The target beneficiaries are nonprofit staff, board members, and volunteers of 501(c)(3) organizations or fiscally sponsored equivalents, based in and serving residents of Berkshire, Columbia, northeast Dutchess, and northwest Litchfield counties. A key impact goal is to strengthen the governance and diversity of smaller nonprofit boards. The program seeks to empower organizations to refine their strategy, invest in board development, and evaluate and refine program delivery, especially at times when their missions are most crucial to the communities they serve.
Priorities for funding include projects that enhance an organization's governance and diversity, with a particular focus on smaller nonprofit boards. Preference is given to organizations with operating budgets under $1 million annually and those that have not previously received funding from this specific program. The review criteria emphasize the potential for funding to strengthen governance and diversity, the organization's impact on residents, and the proposed project's long-term effectiveness. Demonstrated need for funding and readiness to implement the project are also important considerations.
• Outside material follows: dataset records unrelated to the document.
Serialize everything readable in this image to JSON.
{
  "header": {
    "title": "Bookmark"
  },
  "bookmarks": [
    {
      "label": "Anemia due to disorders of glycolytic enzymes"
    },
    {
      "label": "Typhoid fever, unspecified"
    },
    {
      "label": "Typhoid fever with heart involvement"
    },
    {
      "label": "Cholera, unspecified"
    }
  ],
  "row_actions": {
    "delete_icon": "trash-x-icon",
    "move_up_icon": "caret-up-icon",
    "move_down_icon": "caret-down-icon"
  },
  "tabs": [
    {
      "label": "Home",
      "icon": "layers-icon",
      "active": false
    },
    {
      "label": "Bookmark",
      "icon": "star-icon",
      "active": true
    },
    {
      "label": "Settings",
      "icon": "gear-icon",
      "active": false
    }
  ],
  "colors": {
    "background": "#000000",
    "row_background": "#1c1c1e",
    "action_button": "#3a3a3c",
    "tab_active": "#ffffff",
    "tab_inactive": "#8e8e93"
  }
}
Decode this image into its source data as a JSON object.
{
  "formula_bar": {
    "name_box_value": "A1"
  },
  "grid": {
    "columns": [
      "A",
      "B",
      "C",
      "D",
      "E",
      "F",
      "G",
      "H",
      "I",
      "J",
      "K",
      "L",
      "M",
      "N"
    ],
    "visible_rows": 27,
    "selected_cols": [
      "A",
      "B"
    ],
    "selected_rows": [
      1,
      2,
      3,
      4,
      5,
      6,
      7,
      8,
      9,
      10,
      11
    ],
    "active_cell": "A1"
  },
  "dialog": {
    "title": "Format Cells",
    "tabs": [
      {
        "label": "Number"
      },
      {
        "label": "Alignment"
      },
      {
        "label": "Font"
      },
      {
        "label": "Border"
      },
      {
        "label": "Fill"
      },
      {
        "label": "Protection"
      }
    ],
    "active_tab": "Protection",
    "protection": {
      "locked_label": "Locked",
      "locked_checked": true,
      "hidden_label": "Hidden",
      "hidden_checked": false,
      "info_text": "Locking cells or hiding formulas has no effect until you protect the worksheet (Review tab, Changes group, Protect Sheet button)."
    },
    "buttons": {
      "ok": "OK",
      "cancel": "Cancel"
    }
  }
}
The expected outcomes include improved organizational effectiveness, stronger governance, increased diversity within boards, and enhanced program delivery. While specific measurable results are not explicitly detailed, the focus on capacity building projects suggests a theory of change where targeted investments in organizational development lead to more robust and impactful nonprofits. This, in turn, contributes to the foundation's strategic priorities of increasing educational attainment, community engagement, and economic opportunity across the region. The foundation also aims for proportional funding distribution across its service area.